Terk M R, Kwong P K, Suthar M, Horvath B C, Colletti P M
Department of Radiology, University of Southern California School of Medicine, Los Angeles County/USC Imaging Science Center 90033.
Radiology. 1993 Oct;189(1):239-41. doi: 10.1148/radiology.189.1.8372200.
To evaluate clinically suspected Morton neuroma with contrast material-enhanced magnetic resonance (MR) images.
Fifteen patients with clinically suspected Morton neuroma underwent examination with conventional T1- and T2-weighted MR imaging and a combination of fat suppression and administration of gadopentetate dimeglumine. A T1-weighted spectral presaturation with inversion recovery sequence was used for fat suppression.
In six patients, a tumor that conformed to the clinical findings was seen in the interdigital space; surgical findings in these patients correlated closely with the imaging findings in all patients. Patients without positive findings on MR images tended to have less typical clinical findings and received nonsurgical treatment. In all patients, the lesions were best depicted with the combination of contrast-enhanced imaging and fat suppression; conventional MR images either entirely failed to demonstrate the lesions or demonstrated the lesions less clearly.
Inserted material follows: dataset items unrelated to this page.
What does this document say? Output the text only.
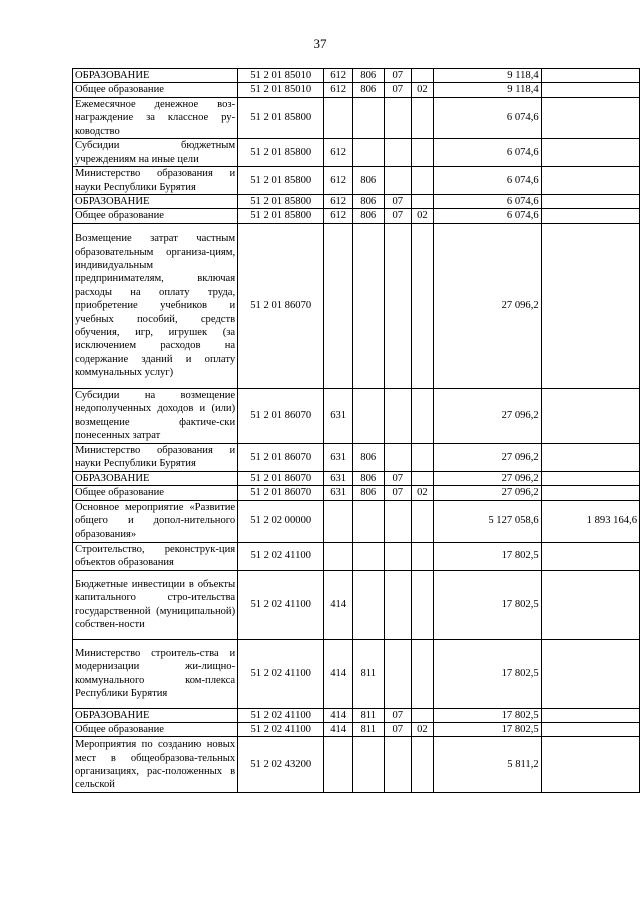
37
ОБРАЗОВАНИЕ	51 2 01 85010	612	806	07		9 118,4	
Общее образование	51 2 01 85010	612	806	07	02	9 118,4	
Ежемесячное денежное воз-награждение за классное ру-ководство	51 2 01 85800					6 074,6	
Субсидии бюджетным учреждениям на иные цели	51 2 01 85800	612				6 074,6	
Министерство образования и науки Республики Бурятия	51 2 01 85800	612	806			6 074,6	
ОБРАЗОВАНИЕ	51 2 01 85800	612	806	07		6 074,6	
Общее образование	51 2 01 85800	612	806	07	02	6 074,6	
Возмещение затрат частным образовательным организа-циям, индивидуальным предпринимателям, включая расходы на оплату труда, приобретение учебников и учебных пособий, средств обучения, игр, игрушек (за исключением расходов на содержание зданий и оплату коммунальных услуг)	51 2 01 86070					27 096,2	
Субсидии на возмещение недополученных доходов и (или) возмещение фактиче-ски понесенных затрат	51 2 01 86070	631				27 096,2	
Министерство образования и науки Республики Бурятия	51 2 01 86070	631	806			27 096,2	
ОБРАЗОВАНИЕ	51 2 01 86070	631	806	07		27 096,2	
Общее образование	51 2 01 86070	631	806	07	02	27 096,2	
Основное мероприятие «Развитие общего и допол-нительного образования»	51 2 02 00000					5 127 058,6	1 893 164,6
Строительство, реконструк-ция объектов образования	51 2 02 41100					17 802,5	
Бюджетные инвестиции в объекты капитального стро-ительства государственной (муниципальной) собствен-ности	51 2 02 41100	414				17 802,5	
Министерство строитель-ства и модернизации жи-лищно-коммунального ком-плекса Республики Бурятия	51 2 02 41100	414	811			17 802,5	
ОБРАЗОВАНИЕ	51 2 02 41100	414	811	07		17 802,5	
Общее образование	51 2 02 41100	414	811	07	02	17 802,5	
Мероприятия по созданию новых мест в общеобразова-тельных организациях, рас-положенных в сельской	51 2 02 43200					5 811,2	
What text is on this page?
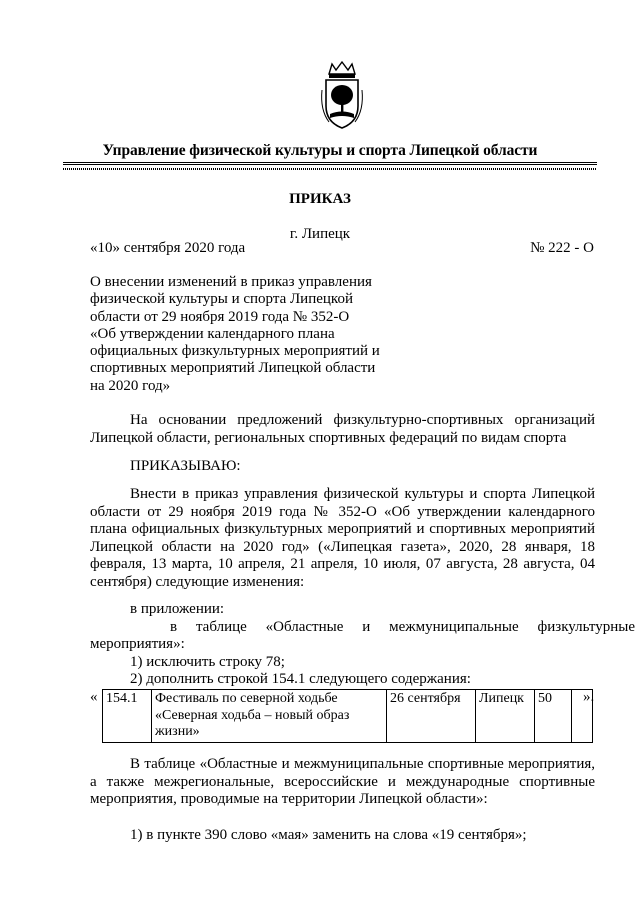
Управление физической культуры и спорта Липецкой области
ПРИКАЗ
г. Липецк
«10» сентября 2020 года	№ 222 - О
О внесении изменений в приказ управления
физической культуры и спорта Липецкой
области от 29 ноября 2019 года № 352-О
«Об утверждении календарного плана
официальных физкультурных мероприятий и
спортивных мероприятий Липецкой области
на 2020 год»
На основании предложений физкультурно-спортивных организаций Липецкой области, региональных спортивных федераций по видам спорта
ПРИКАЗЫВАЮ:
Внести в приказ управления физической культуры и спорта Липецкой области от 29 ноября 2019 года № 352-О «Об утверждении календарного плана официальных физкультурных мероприятий и спортивных мероприятий Липецкой области на 2020 год» («Липецкая газета», 2020, 28 января, 18 февраля, 13 марта, 10 апреля, 21 апреля, 10 июля, 07 августа, 28 августа, 04 сентября) следующие изменения:
в приложении:
в таблице «Областные и межмуниципальные физкультурные
мероприятия»:
1) исключить строку 78;
2) дополнить строкой 154.1 следующего содержания:
« 154.1	Фестиваль по северной ходьбе «Северная ходьба – новый образ жизни»	26 сентября	Липецк	50	».
В таблице «Областные и межмуниципальные спортивные мероприятия, а также межрегиональные, всероссийские и международные спортивные мероприятия, проводимые на территории Липецкой области»:
1) в пункте 390 слово «мая» заменить на слова «19 сентября»;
In patients who need imaging confirmation of a clinically suspected Morton neuroma, the combination of fat suppression and contrast enhancement provides reliable high-contrast images.
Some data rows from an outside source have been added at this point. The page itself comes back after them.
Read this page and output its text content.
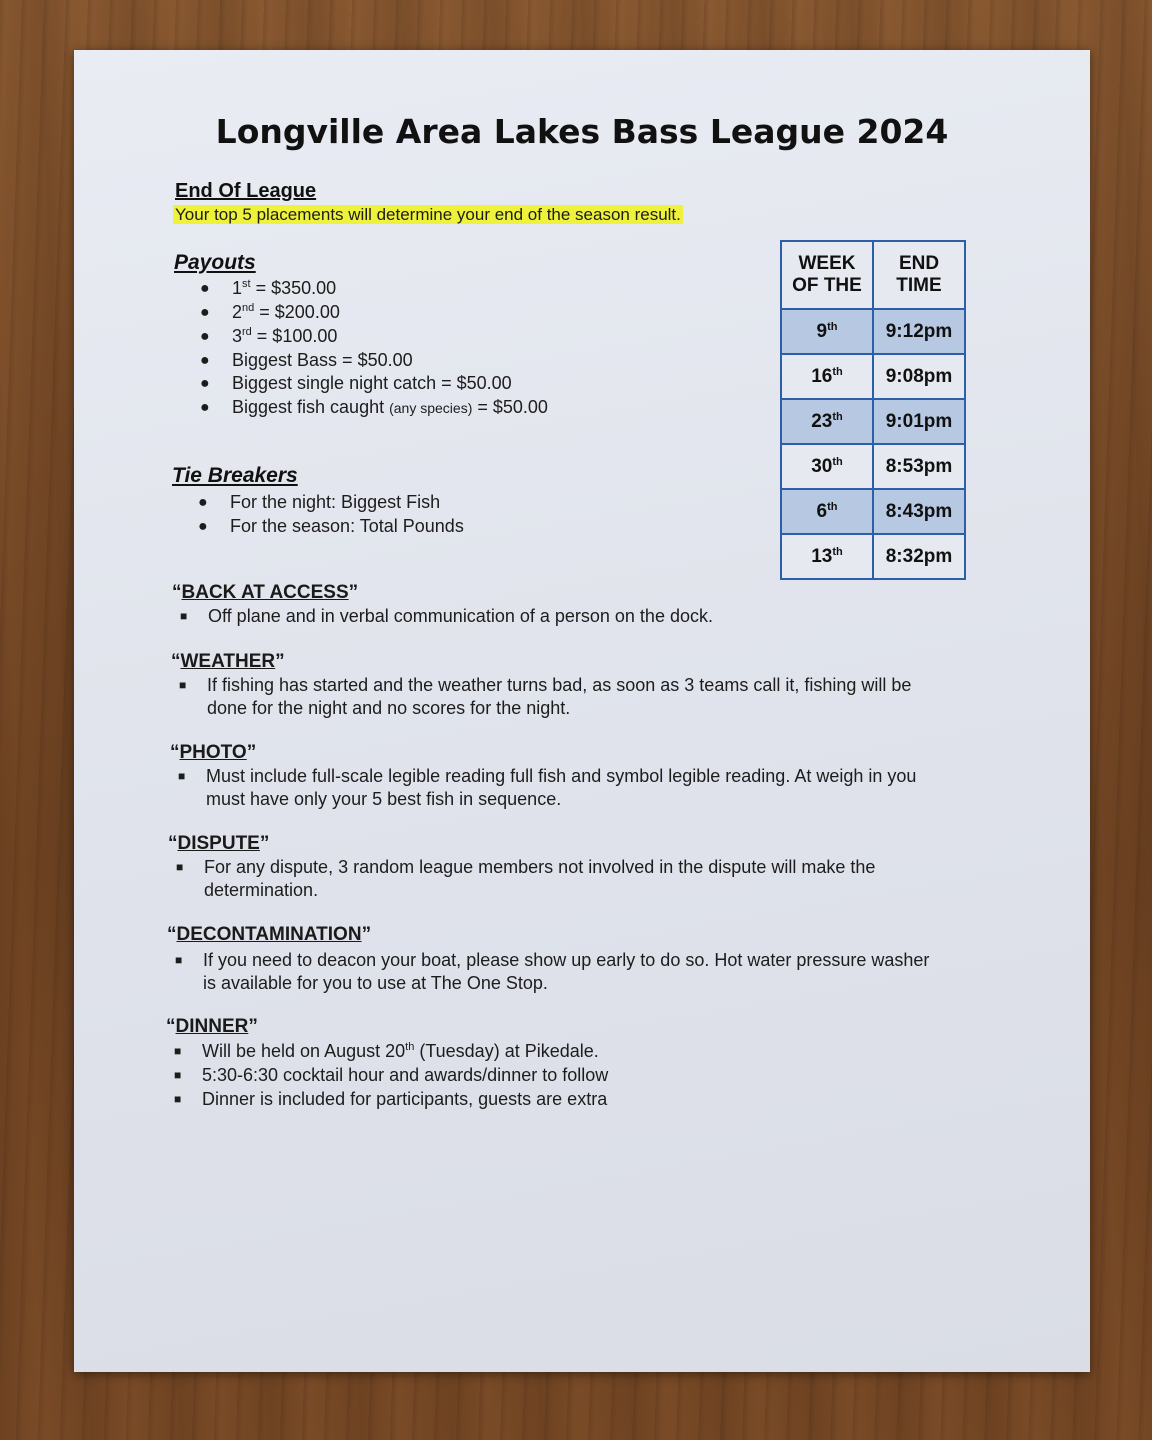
Longville Area Lakes Bass League 2024
End Of League
Your top 5 placements will determine your end of the season result.
Payouts
●	1st = $350.00
●	2nd = $200.00
●	3rd = $100.00
●	Biggest Bass = $50.00
●	Biggest single night catch = $50.00
●	Biggest fish caught (any species) = $50.00
Tie Breakers
●	For the night: Biggest Fish
●	For the season: Total Pounds
WEEK OF THE	END TIME
9th	9:12pm
16th	9:08pm
23th	9:01pm
30th	8:53pm
6th	8:43pm
13th	8:32pm
“BACK AT ACCESS”
■	Off plane and in verbal communication of a person on the dock.
“WEATHER”
■	If fishing has started and the weather turns bad, as soon as 3 teams call it, fishing will be
done for the night and no scores for the night.
“PHOTO”
■	Must include full-scale legible reading full fish and symbol legible reading. At weigh in you
must have only your 5 best fish in sequence.
“DISPUTE”
■	For any dispute, 3 random league members not involved in the dispute will make the
determination.
“DECONTAMINATION”
■	If you need to deacon your boat, please show up early to do so. Hot water pressure washer
is available for you to use at The One Stop.
“DINNER”
■	Will be held on August 20th (Tuesday) at Pikedale.
■	5:30-6:30 cocktail hour and awards/dinner to follow
■	Dinner is included for participants, guests are extra
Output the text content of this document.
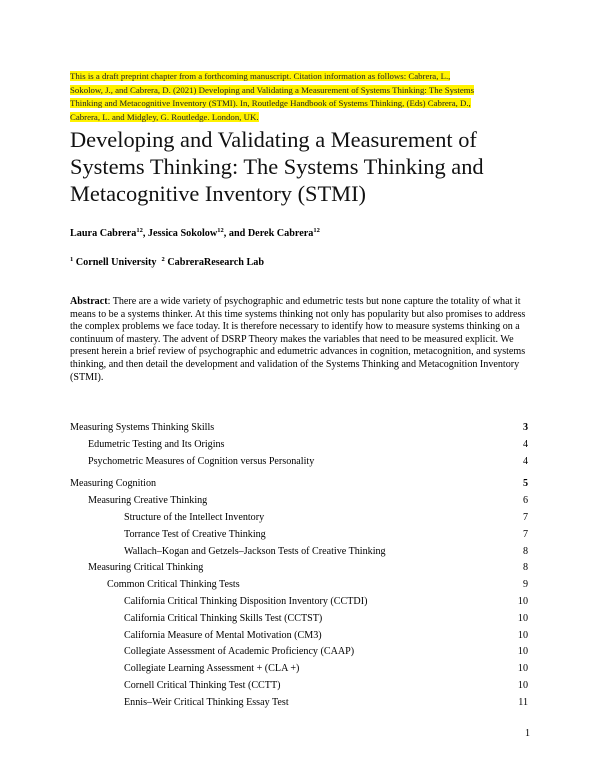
This is a draft preprint chapter from a forthcoming manuscript. Citation information as follows: Cabrera, L.,
Sokolow, J., and Cabrera, D. (2021) Developing and Validating a Measurement of Systems Thinking: The Systems
Thinking and Metacognitive Inventory (STMI). In, Routledge Handbook of Systems Thinking, (Eds) Cabrera, D.,
Cabrera, L. and Midgley, G. Routledge. London, UK.
Developing and Validating a Measurement of Systems Thinking: The Systems Thinking and Metacognitive Inventory (STMI)
Laura Cabrera$^{12}$, Jessica Sokolow$^{12}$, and Derek Cabrera$^{12}$
$^1$ Cornell University $^2$ CabreraResearch Lab
Abstract: There are a wide variety of psychographic and edumetric tests but none capture the totality of what it means to be a systems thinker. At this time systems thinking not only has popularity but also promises to address the complex problems we face today. It is therefore necessary to identify how to measure systems thinking on a continuum of mastery. The advent of DSRP Theory makes the variables that need to be measured explicit. We present herein a brief review of psychographic and edumetric advances in cognition, metacognition, and systems thinking, and then detail the development and validation of the Systems Thinking and Metacognition Inventory (STMI).
Measuring Systems Thinking Skills	3
Edumetric Testing and Its Origins	4
Psychometric Measures of Cognition versus Personality	4
Measuring Cognition	5
Measuring Creative Thinking	6
Structure of the Intellect Inventory	7
Torrance Test of Creative Thinking	7
Wallach–Kogan and Getzels–Jackson Tests of Creative Thinking	8
Measuring Critical Thinking	8
Common Critical Thinking Tests	9
California Critical Thinking Disposition Inventory (CCTDI)	10
California Critical Thinking Skills Test (CCTST)	10
California Measure of Mental Motivation (CM3)	10
Collegiate Assessment of Academic Proficiency (CAAP)	10
Collegiate Learning Assessment + (CLA +)	10
Cornell Critical Thinking Test (CCTT)	10
Ennis–Weir Critical Thinking Essay Test	11
1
利用对比剂增强磁共振(MR)图像评估临床疑似的 Morton 神经瘤。
15 例临床疑似 Morton 神经瘤的患者接受了常规 T1 加权和 T2 加权 MR 成像检查,以及脂肪抑制和钆喷酸葡胺给药相结合的检查。采用具有反转恢复序列的 T1 加权频谱预饱和技术进行脂肪抑制。
6 例患者在指间间隙可见符合临床发现的肿瘤;这些患者的手术结果与所有患者的影像学结果密切相关。MR 图像无阳性发现的患者往往临床症状不太典型,接受了非手术治疗。在所有患者中,对比增强成像和脂肪抑制相结合能最佳地显示病变;传统 MR 图像要么完全未能显示病变,要么显示病变不太清晰。
对于需要影像学证实临床疑似 Morton 神经瘤的患者,脂肪抑制和对比增强相结合可提供可靠的高对比度图像。